Göz kabini beş mikrolitre PBS içeren iki mililitrelik bir mikro tüpe yerleştirin. Arka göz kaplarını sabitlemek için, dokuya 500 mikrolitre metanol ekleyin ve beş dakika boyunca 75 rpm'de bir çalkalayıcı üzerinde inkübe edin. Metanol fiksasyonunu iki saat boyunca son inkübasyonla üç kez tekrarlayın.
Fiksasyondan sonra, konfokal mikroskopi ile immünofloresan boyama ve görselleştirmeye geçmeden önce dokuyu PBS ile üç kez yıkayın. Dört aylık TMEM 135 TG fareleri, retinal pigmentli epitel veya RPE kalınlığında, optik sinirden 600 ve 900 mikrometre uzaklıkta, yaşa uygun vahşi tip farelere göre anlamlı bir azalma gösterdi. 325 günlük WT ve TMEM 135 TG farelerin mikrovasküolizasyonu, makrovakuolizasyonu ve migrasyonunu içeren RPE patolojilerinin vakaları hesaplandı.
RPE mikrovakuolizasyonunun ortalama sıklığı, TMEM 135 TG farelere kıyasla vahşi tipte daha düşüktü.
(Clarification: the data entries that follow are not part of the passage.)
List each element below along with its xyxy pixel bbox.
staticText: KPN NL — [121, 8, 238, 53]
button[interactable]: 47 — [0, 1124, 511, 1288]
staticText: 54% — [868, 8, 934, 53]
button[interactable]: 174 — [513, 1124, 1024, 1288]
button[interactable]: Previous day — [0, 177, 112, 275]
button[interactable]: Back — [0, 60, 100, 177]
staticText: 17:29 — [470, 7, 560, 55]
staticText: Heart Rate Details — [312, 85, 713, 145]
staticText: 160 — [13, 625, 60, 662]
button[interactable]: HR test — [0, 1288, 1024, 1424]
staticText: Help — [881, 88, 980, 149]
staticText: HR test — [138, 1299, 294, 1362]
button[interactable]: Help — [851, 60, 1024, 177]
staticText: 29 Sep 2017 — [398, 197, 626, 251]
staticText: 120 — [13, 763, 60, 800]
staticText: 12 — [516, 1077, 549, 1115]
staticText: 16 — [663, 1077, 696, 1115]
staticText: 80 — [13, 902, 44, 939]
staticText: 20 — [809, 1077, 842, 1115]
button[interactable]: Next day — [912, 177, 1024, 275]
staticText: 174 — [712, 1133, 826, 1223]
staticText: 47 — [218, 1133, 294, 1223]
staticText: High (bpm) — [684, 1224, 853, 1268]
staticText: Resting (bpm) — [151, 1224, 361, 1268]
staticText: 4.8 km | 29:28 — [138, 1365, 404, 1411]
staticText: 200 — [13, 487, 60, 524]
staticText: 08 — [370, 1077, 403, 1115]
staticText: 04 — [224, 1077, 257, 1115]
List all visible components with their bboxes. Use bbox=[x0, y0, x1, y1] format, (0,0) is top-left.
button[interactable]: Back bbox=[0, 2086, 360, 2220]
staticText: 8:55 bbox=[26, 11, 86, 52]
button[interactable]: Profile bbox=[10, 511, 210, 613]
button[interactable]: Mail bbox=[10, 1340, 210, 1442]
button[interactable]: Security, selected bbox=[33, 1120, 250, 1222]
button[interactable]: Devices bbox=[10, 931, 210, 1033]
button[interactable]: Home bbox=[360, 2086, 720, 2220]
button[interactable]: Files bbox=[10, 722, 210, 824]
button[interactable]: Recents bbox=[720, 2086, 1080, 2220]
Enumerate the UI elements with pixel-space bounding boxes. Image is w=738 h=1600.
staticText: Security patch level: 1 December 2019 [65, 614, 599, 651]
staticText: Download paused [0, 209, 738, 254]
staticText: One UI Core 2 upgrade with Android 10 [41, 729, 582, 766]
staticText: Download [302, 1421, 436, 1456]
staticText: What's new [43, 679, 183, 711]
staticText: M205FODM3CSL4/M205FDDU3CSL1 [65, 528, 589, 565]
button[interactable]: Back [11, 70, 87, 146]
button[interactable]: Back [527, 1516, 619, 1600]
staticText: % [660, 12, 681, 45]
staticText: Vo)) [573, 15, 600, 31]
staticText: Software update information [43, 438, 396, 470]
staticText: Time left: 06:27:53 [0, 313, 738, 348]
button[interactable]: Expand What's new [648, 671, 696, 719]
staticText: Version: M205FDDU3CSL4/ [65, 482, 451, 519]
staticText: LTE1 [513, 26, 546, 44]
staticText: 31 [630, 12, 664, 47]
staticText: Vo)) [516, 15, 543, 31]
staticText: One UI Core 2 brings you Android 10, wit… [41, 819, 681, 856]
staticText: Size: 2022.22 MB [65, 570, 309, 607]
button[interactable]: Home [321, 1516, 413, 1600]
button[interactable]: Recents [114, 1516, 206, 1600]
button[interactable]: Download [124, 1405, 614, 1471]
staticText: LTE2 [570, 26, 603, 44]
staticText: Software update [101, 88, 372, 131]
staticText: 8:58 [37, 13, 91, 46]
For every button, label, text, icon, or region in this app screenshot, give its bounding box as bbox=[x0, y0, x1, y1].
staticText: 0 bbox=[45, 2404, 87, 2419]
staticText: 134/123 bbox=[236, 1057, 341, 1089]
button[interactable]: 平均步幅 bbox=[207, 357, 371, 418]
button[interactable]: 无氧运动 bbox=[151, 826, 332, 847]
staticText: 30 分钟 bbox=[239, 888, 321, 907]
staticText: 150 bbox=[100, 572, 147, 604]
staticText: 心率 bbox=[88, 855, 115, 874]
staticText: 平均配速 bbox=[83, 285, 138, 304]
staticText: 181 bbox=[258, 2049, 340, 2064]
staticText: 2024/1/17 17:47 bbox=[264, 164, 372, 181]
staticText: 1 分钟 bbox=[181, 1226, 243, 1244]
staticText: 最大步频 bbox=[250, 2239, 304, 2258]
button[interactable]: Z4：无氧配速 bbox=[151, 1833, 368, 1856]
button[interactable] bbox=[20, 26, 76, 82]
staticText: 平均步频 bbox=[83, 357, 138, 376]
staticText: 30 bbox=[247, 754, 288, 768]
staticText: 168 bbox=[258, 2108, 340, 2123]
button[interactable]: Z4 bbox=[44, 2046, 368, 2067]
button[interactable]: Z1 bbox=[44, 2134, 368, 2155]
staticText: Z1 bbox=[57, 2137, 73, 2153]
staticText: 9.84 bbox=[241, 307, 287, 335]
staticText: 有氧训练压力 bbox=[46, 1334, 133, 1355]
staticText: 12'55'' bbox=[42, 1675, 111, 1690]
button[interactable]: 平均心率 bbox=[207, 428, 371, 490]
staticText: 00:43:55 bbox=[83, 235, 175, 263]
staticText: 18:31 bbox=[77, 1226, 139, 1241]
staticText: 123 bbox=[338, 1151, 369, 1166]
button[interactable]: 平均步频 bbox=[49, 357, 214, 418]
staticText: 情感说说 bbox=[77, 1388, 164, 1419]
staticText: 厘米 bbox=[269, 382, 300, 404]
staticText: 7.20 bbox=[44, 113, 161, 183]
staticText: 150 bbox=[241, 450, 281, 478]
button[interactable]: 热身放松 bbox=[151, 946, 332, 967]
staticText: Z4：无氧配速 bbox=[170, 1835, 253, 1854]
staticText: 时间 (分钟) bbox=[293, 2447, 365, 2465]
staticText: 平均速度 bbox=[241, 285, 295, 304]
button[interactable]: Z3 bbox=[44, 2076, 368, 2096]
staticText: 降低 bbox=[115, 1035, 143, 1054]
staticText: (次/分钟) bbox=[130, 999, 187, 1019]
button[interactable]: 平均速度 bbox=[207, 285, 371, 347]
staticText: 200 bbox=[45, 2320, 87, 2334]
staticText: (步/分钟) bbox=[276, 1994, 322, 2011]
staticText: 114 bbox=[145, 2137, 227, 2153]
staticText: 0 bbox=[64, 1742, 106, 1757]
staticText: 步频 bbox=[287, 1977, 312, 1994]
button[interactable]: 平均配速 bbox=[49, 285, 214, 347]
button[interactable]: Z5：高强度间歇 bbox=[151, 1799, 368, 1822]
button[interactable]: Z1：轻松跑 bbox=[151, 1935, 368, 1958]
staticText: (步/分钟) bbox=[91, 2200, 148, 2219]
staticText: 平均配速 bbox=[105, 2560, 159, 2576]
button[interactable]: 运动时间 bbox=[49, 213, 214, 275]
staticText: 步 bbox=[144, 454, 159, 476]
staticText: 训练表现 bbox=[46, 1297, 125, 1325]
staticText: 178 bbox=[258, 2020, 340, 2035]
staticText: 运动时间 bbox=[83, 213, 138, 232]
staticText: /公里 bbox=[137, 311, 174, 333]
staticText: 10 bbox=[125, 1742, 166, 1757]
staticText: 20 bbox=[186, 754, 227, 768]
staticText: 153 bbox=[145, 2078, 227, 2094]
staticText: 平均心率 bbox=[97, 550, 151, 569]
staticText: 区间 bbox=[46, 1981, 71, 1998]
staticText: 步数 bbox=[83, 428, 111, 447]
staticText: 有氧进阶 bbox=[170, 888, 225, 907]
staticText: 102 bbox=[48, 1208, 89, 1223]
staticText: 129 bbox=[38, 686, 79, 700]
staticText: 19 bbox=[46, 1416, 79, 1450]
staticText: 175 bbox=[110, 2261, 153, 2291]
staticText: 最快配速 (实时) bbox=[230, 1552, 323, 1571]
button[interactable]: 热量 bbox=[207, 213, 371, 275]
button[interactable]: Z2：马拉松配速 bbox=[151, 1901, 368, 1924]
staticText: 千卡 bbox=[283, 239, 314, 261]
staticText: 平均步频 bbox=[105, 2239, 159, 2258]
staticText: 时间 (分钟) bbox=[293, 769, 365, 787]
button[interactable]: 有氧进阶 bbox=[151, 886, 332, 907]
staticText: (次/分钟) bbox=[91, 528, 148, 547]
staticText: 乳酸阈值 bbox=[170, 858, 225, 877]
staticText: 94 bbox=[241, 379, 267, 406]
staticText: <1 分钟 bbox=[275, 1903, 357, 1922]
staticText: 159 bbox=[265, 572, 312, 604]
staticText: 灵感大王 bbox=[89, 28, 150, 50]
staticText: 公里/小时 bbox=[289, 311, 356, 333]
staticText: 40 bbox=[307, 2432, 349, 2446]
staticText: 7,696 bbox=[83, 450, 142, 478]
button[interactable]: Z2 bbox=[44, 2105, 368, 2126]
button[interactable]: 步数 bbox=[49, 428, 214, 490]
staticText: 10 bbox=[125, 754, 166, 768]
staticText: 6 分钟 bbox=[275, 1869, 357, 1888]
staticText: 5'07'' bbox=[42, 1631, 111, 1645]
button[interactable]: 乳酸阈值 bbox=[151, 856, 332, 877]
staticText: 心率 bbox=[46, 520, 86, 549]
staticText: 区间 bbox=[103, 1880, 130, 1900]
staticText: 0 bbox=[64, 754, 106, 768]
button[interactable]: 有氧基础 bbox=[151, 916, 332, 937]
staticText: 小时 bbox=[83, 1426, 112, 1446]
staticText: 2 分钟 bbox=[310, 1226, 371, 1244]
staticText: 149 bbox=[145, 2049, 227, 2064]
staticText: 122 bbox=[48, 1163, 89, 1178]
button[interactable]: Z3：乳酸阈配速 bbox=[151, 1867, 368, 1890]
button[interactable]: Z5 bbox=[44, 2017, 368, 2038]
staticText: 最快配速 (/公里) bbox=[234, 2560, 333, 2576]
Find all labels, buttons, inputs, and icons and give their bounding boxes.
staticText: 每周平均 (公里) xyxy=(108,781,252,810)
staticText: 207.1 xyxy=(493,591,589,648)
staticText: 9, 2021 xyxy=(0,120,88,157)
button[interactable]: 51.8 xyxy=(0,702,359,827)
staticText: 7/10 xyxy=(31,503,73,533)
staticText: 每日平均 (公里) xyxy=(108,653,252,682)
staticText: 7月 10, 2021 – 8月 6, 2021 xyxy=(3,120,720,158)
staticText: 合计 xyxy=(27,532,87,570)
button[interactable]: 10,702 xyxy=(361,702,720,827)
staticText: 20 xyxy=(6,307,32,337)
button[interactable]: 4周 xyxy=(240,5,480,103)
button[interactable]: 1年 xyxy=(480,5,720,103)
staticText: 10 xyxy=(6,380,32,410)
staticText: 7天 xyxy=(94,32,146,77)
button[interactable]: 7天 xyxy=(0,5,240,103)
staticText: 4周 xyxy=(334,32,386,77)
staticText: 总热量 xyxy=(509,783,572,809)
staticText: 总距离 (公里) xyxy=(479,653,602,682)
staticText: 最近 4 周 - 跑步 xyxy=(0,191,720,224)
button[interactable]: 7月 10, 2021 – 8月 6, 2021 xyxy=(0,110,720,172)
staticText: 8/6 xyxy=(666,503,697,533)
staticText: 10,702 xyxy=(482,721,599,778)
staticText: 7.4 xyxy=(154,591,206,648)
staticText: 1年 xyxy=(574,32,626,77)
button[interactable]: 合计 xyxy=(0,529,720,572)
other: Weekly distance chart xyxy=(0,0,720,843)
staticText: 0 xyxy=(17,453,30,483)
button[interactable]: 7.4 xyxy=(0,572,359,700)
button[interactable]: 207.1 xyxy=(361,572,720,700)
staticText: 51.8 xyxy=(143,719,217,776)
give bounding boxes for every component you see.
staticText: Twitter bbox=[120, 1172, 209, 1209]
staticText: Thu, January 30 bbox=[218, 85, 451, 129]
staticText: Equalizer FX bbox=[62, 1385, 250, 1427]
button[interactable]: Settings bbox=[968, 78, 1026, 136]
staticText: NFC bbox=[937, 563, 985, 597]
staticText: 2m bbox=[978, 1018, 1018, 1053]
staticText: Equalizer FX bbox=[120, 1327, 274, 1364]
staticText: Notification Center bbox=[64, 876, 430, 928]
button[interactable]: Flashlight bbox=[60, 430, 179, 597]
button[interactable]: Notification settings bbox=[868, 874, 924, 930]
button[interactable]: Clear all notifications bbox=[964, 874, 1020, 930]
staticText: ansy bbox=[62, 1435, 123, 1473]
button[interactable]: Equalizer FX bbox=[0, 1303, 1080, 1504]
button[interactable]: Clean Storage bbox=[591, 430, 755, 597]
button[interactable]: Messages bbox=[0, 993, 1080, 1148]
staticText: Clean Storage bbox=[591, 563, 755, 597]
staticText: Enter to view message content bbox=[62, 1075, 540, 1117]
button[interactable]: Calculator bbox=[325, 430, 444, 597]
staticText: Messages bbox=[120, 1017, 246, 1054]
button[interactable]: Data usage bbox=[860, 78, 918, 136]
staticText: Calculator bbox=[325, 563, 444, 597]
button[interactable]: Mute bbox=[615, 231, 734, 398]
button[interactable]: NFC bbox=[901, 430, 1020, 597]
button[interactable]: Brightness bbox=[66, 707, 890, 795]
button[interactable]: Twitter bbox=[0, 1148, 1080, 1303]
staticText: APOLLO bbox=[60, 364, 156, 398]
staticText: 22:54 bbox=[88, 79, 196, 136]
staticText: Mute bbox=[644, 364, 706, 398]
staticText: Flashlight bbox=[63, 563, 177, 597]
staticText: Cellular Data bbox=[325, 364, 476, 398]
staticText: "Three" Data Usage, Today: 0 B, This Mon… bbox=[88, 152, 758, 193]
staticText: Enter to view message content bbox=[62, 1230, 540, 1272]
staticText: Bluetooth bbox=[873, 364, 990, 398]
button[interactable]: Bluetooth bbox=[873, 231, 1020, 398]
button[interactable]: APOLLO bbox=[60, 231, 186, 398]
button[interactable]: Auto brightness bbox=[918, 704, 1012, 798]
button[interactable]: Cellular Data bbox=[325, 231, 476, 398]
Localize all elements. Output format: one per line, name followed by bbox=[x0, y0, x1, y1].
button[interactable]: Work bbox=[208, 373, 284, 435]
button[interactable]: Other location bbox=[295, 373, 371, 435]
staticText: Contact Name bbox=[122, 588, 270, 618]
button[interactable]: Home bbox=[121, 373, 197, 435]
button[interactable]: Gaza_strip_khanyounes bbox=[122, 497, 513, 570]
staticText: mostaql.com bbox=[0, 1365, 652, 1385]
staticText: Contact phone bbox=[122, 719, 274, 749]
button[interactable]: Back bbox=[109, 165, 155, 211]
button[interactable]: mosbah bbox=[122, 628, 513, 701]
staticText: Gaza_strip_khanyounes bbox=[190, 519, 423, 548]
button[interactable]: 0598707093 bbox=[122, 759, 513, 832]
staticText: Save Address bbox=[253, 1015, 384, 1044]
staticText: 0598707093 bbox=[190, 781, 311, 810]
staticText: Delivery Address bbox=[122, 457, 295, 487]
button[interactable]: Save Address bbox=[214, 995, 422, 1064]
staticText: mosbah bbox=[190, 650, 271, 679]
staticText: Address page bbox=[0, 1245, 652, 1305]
TMEM 135 TG farelerde gözlenen ortalama değerlere kıyasla vahşi tipte RPE makrovakuolizasyonu ve migrasyonu tespit edilmedi. Transmisyon elektron mikroskobunda 24 aylık retinalarda bazal laminer birikintiler gözlenirken, iki aylık retinalarda yoktu.
Bazal laminer birikinti yüksekliklerinin kümülatif frekanslarının analizi, 24 aylık farelerde birikintilerde bir artış olduğunu göstererek, iki aylık olana kıyasla, 24 aylık için çizginin sağına doğru bir kayma olduğunu göstermiştir. Bu gözlem, 24 aylık retinalarda daha büyük ortalama yüksekliklerle desteklendi. Dört aylık TMEM 135 TG farelerde RPE dismorfikti.
TMEM 135 TG retinalarındaki RPE, yaşa uygun vahşi tip retinalardan daha büyük ve daha az yoğundur. Ayrıca, TG retinalarında kontrollere kıyasla daha fazla çok çekirdekli RPE hücresi gözlendi. Bu protokolü takiben araştırmacılar, farelerde moleküler biyoloji tekniklerini kullanarak spesifik yolları değerlendirebilir ve bu da bu RP patolojilerinin farelerde nasıl geliştiğini anlamamıza katkıda bulunabilir.
Bu protokol, farelerde RP fenotiplemesinin standartlaştırılmasına yardımcı olacak, bu da fare çalışmalarından elde edilen bulguları diğer AMD modellerine çevirecek ve AMD patobiyolojisini anlamamıza yardımcı olacaktır.